Exit Interviews

341 Marbles 

   The grace with which we leave a relationship is just as important as the optimism in which we enter one.  I have an ex-husband who, when we mutually decided to part ways, told me, "Lisa, you'll be okay when you realize there is nothing wrong with you."  At the time I thought, "Ha -he's crazy - he obviously can't see my numerous flaws."  Now I know that he saw all of me, but he accepted all of me as well. 
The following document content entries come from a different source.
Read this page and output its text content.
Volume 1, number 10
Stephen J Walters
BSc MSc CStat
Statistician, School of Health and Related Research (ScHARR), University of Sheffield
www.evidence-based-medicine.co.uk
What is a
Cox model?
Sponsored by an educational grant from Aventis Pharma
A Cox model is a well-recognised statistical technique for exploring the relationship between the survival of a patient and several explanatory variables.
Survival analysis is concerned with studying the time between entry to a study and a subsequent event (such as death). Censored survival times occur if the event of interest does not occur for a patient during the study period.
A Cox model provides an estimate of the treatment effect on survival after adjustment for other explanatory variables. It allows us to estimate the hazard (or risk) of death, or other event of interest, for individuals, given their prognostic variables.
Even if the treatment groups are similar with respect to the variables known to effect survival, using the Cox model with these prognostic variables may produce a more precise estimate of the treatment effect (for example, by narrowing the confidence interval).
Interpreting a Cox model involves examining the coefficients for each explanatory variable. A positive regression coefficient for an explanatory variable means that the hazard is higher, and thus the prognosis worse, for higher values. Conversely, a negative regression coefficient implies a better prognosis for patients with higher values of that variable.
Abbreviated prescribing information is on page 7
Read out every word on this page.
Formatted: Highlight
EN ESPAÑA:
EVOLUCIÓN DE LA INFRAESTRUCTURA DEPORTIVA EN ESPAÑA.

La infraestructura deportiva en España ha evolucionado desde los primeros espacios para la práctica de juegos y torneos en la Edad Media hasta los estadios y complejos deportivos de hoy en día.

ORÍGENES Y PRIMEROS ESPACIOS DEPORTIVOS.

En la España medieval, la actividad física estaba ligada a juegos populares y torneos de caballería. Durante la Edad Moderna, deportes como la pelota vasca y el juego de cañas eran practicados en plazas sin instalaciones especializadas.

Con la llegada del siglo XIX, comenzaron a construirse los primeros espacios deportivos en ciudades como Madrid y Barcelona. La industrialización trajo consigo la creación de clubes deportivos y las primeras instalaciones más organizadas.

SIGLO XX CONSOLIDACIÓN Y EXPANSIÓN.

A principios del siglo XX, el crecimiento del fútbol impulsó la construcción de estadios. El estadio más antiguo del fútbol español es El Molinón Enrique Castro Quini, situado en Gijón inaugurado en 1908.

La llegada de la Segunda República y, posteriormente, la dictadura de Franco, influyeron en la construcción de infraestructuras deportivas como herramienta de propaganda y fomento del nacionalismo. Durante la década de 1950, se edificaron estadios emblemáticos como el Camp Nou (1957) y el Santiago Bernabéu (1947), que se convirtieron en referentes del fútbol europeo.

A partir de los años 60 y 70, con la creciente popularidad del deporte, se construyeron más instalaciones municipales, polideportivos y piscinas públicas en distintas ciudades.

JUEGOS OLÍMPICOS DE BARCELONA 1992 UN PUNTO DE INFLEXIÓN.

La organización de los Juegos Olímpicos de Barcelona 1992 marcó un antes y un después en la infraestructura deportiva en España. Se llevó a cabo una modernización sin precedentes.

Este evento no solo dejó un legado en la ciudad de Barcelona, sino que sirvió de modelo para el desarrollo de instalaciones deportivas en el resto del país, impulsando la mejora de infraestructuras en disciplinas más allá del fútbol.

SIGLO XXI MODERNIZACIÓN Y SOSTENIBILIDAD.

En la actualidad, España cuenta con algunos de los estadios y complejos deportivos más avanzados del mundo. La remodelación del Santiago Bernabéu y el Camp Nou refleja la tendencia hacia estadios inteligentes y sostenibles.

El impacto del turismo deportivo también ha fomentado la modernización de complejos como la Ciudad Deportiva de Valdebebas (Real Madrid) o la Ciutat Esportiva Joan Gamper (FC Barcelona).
   In the other part of our exit interview, he said, "You are family to me."  We made an agreement to always be able to lift a glass of goodwill and toast our son on his birthday.  This wasn't just a commitment to the physical "Cheers" but more an oath to remain in good standing with each other.  As the years have past, and he has remarried and had a son, and I had two children with Ex-man, I am proud to say that we have kept this promise.  This would not have been possible without the cooperation of our new families and our ability to respect the connections that each of us had made.  In other words, we are all conscious not to step on each others' toes and it is our son and our extended families that benefit from this.  
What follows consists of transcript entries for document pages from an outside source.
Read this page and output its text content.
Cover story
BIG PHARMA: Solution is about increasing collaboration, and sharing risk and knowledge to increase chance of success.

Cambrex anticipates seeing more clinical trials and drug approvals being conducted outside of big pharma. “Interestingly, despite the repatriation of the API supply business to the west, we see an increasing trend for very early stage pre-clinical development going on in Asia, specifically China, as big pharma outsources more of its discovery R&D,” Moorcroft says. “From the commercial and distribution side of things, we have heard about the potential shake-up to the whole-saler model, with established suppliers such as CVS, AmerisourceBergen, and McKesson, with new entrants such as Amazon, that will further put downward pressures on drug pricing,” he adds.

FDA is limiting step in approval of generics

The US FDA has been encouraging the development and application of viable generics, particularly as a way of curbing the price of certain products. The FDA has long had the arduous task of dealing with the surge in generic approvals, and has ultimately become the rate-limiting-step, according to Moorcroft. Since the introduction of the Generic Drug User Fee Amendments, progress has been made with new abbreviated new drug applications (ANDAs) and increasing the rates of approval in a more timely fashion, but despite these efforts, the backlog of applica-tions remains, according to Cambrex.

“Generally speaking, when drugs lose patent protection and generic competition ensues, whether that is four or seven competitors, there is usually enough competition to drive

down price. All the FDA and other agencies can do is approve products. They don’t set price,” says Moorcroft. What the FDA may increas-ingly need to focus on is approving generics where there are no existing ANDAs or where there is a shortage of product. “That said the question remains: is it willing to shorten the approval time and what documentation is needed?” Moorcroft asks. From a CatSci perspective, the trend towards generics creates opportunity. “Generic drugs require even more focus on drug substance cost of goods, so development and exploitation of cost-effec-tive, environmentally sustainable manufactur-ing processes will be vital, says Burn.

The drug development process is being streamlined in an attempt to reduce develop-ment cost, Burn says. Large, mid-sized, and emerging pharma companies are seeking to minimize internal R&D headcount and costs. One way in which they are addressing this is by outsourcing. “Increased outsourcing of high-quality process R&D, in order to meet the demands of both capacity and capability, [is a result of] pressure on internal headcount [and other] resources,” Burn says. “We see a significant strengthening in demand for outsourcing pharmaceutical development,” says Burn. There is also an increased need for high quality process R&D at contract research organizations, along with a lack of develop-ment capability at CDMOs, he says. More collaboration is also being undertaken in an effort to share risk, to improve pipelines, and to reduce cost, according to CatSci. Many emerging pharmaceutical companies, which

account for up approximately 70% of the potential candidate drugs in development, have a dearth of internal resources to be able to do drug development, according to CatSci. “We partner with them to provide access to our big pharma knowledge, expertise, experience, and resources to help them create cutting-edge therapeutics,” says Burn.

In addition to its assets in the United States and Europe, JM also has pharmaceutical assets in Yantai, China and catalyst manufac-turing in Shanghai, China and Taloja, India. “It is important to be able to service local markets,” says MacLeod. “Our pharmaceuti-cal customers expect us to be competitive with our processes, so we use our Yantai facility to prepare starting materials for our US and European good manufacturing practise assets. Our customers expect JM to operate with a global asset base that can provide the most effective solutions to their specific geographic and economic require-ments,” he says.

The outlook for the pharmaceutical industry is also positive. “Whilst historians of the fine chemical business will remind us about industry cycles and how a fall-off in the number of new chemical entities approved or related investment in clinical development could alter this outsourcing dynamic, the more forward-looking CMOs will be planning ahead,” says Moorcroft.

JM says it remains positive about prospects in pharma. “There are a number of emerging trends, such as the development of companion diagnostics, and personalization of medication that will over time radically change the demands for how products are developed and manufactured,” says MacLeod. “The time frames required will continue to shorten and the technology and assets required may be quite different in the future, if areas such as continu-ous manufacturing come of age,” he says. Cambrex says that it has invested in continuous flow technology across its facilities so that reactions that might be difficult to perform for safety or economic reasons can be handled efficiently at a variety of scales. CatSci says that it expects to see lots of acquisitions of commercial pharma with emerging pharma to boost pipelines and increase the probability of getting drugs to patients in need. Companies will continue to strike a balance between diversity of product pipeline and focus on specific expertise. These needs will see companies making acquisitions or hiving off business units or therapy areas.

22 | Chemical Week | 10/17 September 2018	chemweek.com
   I don't regret parting ways with my ex-husband, but I used to wonder why I did.  I've come to the conclusion that his type of love was like a shoe that didn't quite fit - like the stepsister trying to fit into the glass slipper.  My spirit wanted it to so badly, but in reality, it just didn't feel right - not like the spiky love I had known growing up.   Enter Ex-man.  He was a perfect fit and he, being just as good a friend as my ex-husband, helped me bring light to all my dark places.  Not surprisingly, the exit interviews with Ex-man haven't always been as smooth-sailing, but neither was our connection.  Yet without him, I would not be doing the clean-up that I need to do in order to get back to a healthier love.  Without him, I would not be working towards wholeness.  

Could you be conscious of the exit interviews between you and your ex? If there are children involved, could you set some ground rules for dealing with disagreements so that the kids don't have the added stress of the breakup and continued conflict between their parents?